サムスン電子は7月16日、アジア最大級の通信関連イベント「CommunicAsia 2009」に出展した最新の携帯端末の説明会を行った。世界的に有名なブランドとコラボレーションした各種端末が登場したほか、海外と日本における携帯電話市場での方向性も明らかにした。


“東京の夜”を光で演出――アルマーニとコラボした端末「NIGHT EFFECT」



 ファッションブランド「EMPORIO ARMANI」とコラボレーションした「NIGHT EFFECT(ナイト エフェクト)」は、GIORGIO ARMANI氏自らが東京のイルミネーションをイメージしてデザインしたストレート型端末。側面にはレッド、グリーン、ブルー3色のLEDを搭載し、起動や発着信の際にはライン状に光る。インターフェイスのデザインもARMANI氏が手がけた。サムスン電子によると、「18-35歳のファッションに敏感な男女」がターゲットだそうだ。

NIGHT EFFECT

 前面のボタンには凹凸がほとんどなくフラットな形状で、女性の手に収まる程度の小さいボディ。約2.2型有機ELディスプレイと、300万画素のカメラを搭載する。カラーはホワイトとブラック。背面には同ブランドのトレードマーク「イーグル」のロゴをあしらった。オリジナルの個装箱やロゴ入りのイヤホンも付属する。日本ではソフトバンクモバイルが9月中旬から発売するほか、一部の「EMPORIO ARMANI」の店舗でも取り扱う予定。

Samsung Jet

 同社の09年下半期の端末としてハイエンドモデルになる「Samsung Jet(サムスン ジェット)」も登場した。同社では「スマートフォンの高度な機能をもつ携帯電話」と位置付けている。前面にフルタッチ式の3.1型有機ELディスプレイを搭載。ユーザーインターフェイスには「Touch Wiz 2.0」を採用し、直感的に操作できる。

 独自のブラウザ「Dolfin」を採用し、最大5つまでWebサイトを同時に閲覧することが可能。指一本で画面を拡大・縮小できるなど、快適にインターネットが楽しめる。
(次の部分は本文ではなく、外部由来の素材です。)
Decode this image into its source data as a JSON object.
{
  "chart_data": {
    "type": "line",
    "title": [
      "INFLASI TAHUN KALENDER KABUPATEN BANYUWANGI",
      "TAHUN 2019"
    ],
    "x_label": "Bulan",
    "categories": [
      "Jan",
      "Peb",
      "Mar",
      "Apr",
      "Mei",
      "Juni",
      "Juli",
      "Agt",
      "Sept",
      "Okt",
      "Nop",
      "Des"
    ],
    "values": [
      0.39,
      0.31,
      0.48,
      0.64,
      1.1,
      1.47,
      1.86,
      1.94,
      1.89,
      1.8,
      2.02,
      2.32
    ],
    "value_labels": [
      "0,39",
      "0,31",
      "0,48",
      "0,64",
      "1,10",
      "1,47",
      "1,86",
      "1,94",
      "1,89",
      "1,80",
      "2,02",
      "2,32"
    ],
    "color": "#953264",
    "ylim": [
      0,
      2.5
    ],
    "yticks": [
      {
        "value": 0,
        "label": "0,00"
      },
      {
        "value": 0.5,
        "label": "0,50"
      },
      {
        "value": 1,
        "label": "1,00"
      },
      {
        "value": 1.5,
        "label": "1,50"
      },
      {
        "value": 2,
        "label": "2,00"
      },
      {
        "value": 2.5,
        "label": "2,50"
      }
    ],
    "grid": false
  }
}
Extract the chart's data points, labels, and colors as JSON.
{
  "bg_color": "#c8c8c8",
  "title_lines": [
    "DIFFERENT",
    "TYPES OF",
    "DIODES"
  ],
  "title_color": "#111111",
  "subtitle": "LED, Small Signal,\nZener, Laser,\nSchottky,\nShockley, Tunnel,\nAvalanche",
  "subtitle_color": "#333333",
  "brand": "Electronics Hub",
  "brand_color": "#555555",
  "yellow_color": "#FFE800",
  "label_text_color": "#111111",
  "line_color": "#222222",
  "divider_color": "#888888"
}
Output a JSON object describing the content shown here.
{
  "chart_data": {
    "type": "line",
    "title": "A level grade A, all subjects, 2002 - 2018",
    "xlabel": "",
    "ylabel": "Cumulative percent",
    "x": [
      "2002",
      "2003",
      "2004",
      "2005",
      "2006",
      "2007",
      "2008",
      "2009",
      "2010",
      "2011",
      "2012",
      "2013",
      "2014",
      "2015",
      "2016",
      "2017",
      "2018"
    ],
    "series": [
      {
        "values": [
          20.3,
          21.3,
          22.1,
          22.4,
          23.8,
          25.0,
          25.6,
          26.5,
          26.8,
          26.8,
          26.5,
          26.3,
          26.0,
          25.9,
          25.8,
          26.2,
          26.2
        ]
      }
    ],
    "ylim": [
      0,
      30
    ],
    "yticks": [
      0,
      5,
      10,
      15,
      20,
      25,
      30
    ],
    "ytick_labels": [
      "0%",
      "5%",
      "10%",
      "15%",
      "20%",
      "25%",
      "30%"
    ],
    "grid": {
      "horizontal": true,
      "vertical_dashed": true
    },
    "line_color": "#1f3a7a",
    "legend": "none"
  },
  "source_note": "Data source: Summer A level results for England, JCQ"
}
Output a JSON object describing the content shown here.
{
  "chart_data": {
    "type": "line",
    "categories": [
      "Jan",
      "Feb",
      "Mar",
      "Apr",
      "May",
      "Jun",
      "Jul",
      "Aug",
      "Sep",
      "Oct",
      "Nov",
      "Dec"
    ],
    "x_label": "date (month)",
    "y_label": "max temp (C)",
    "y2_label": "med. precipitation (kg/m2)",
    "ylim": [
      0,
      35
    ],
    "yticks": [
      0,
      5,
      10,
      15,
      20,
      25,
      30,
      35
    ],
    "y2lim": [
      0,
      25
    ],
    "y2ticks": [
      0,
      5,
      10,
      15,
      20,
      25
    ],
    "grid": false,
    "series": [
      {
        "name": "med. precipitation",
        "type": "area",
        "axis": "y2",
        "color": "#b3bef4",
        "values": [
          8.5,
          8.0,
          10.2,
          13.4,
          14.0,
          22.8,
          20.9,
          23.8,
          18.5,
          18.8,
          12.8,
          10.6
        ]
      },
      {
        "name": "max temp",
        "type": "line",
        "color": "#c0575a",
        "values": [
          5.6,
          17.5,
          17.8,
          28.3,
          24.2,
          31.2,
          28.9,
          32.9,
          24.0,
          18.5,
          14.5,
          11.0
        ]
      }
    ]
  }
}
背面には500万画素のカメラを搭載。外観はレッドとブラックを基調としたストライプを生かした斬新なデザインに仕上げた。

最先端は「タッチパネル」、ユーザーの要求はデザイン面へとシフト



 このほか、Googleの携帯電話用プラットフォーム「Android」を搭載した同社初の「Samsung GALAXY(ギャラクシー) I7500」や、スマートフォンブランド「OMNIA(オムニア)」の最新モデル「OMNIA II I8000」も披露され、タッチ&トライコーナーに展示された。

Samsung GALAXYとOMNIA II

 なお、日本国内において、有名ブランドとのコラボレーション端末全機種を一堂に集めたのは今回が初めて。オーディオメーカーのBang&Olufsen社と生み出した「Serene」「Serenata」、adidasと協力した「miCoach」、GIORGIO ARMANIと創り上げた「GIORGIO ARMANI SAMSUNG」も並んだ。なお、「NIGHT EFFECT」以外の端末はすべて、日本での発売は未定。
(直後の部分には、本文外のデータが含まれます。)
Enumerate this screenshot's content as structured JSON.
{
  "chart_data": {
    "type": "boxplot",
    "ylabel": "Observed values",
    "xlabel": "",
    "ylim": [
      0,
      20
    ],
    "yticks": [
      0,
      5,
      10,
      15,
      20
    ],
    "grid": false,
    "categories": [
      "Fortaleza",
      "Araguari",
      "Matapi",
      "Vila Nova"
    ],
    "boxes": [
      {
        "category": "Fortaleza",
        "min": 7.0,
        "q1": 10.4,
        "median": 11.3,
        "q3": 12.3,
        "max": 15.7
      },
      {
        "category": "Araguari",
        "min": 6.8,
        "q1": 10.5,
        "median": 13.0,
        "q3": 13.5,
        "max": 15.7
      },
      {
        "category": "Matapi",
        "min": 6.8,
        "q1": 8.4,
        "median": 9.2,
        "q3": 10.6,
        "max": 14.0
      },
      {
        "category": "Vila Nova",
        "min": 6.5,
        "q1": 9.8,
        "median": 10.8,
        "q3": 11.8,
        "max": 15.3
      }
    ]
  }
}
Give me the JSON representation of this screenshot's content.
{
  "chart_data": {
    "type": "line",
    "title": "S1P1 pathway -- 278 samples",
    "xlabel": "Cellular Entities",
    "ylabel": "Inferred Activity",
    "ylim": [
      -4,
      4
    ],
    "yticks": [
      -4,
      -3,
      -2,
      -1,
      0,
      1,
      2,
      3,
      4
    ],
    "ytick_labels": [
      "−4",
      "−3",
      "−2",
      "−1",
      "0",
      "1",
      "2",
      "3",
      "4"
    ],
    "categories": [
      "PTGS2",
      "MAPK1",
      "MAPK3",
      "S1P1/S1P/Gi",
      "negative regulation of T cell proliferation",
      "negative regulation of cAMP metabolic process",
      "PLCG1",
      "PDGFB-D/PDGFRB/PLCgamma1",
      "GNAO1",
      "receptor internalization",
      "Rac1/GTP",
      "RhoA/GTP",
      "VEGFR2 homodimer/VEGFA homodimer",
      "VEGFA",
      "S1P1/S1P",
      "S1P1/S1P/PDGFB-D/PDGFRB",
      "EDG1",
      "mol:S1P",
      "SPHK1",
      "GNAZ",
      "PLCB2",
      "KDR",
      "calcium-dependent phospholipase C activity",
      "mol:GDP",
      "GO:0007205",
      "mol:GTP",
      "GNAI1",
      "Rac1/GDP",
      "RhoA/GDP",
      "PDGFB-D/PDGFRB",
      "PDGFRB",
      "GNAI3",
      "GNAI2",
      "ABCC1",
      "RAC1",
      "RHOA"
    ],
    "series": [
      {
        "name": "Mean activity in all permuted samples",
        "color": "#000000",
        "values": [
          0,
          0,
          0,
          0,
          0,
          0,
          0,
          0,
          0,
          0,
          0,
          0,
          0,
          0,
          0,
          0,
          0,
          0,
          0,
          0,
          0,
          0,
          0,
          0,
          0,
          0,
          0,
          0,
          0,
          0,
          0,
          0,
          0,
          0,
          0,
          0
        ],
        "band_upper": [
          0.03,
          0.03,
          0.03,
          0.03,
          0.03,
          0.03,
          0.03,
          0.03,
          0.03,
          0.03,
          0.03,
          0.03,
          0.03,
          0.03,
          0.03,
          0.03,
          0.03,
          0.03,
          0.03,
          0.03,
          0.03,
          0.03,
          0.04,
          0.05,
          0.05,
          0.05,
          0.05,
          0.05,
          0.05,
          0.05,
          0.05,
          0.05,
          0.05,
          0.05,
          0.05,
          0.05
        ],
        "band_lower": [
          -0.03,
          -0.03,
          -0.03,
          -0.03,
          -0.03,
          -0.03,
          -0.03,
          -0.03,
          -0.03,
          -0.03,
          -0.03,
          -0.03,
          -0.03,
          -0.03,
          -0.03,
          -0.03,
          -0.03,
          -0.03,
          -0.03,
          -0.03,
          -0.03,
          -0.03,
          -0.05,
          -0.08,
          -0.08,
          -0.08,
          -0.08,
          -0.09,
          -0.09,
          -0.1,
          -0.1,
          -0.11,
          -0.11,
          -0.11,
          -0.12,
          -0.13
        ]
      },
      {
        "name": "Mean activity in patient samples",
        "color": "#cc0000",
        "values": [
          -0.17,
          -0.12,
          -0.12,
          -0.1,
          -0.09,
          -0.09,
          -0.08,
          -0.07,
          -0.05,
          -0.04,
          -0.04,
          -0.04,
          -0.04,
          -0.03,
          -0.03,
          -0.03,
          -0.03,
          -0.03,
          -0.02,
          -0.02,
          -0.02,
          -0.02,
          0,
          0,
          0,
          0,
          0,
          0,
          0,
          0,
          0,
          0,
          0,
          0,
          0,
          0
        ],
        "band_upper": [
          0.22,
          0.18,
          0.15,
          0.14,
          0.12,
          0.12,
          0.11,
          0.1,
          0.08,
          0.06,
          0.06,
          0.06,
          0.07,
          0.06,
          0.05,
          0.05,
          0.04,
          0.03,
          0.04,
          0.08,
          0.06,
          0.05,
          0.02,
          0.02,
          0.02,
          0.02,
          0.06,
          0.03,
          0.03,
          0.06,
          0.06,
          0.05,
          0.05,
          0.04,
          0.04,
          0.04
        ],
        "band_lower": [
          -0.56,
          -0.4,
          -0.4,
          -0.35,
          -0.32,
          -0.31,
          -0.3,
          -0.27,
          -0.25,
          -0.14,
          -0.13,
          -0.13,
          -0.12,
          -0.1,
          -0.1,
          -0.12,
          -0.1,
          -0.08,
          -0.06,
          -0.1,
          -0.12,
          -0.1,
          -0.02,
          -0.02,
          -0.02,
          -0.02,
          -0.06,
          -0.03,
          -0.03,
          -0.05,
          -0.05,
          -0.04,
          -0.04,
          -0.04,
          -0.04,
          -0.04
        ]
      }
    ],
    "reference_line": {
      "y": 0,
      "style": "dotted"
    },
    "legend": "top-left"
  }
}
 今回の海外・日本向け新モデルの発表を受け、同社のオウチャンミン・サムスンテレコムジャパン 端末営業部 部長は、「(Samsung Jetのような)フルタッチが今の最先端のデザイン。使ってみるととても楽なので、ユーザーは一度使ったらもうキー操作には戻れない」とタッチパネルの魅力を語った。

 また、「NIGHT EFFECT」をはじめとしたコラボ端末に関しては、「(コラボ先の企業と同社)双方の『ユニークなものを出したい』という欲求から生まれたもの。現在では、イノベーション(技術革新)からデザインへシフトしている」と、携帯電話に求めるユーザーの要素が変化してきていることにも触れた。

オウチャンミン・サムスンテレコムジャパン 端末営業部 部長

 世界市場での同社の位置づけとしては「何かを開発していく『技術力』、それを応用していく『応用力』、多岐にわたる『経済力』は世界で認められるようになってきた」と自信を見せた一方で、「端末を売ることでブランド価値も向上する。トップレベルのメーカーとして世界に認められたい」と一層の努力が必要であることを述べた。さらに、「日本で発売している端末と世界で発売している端末にはイメージのギャップがある。これをひとつ一つ埋めていきたい」と、日本での展望も明らかにした。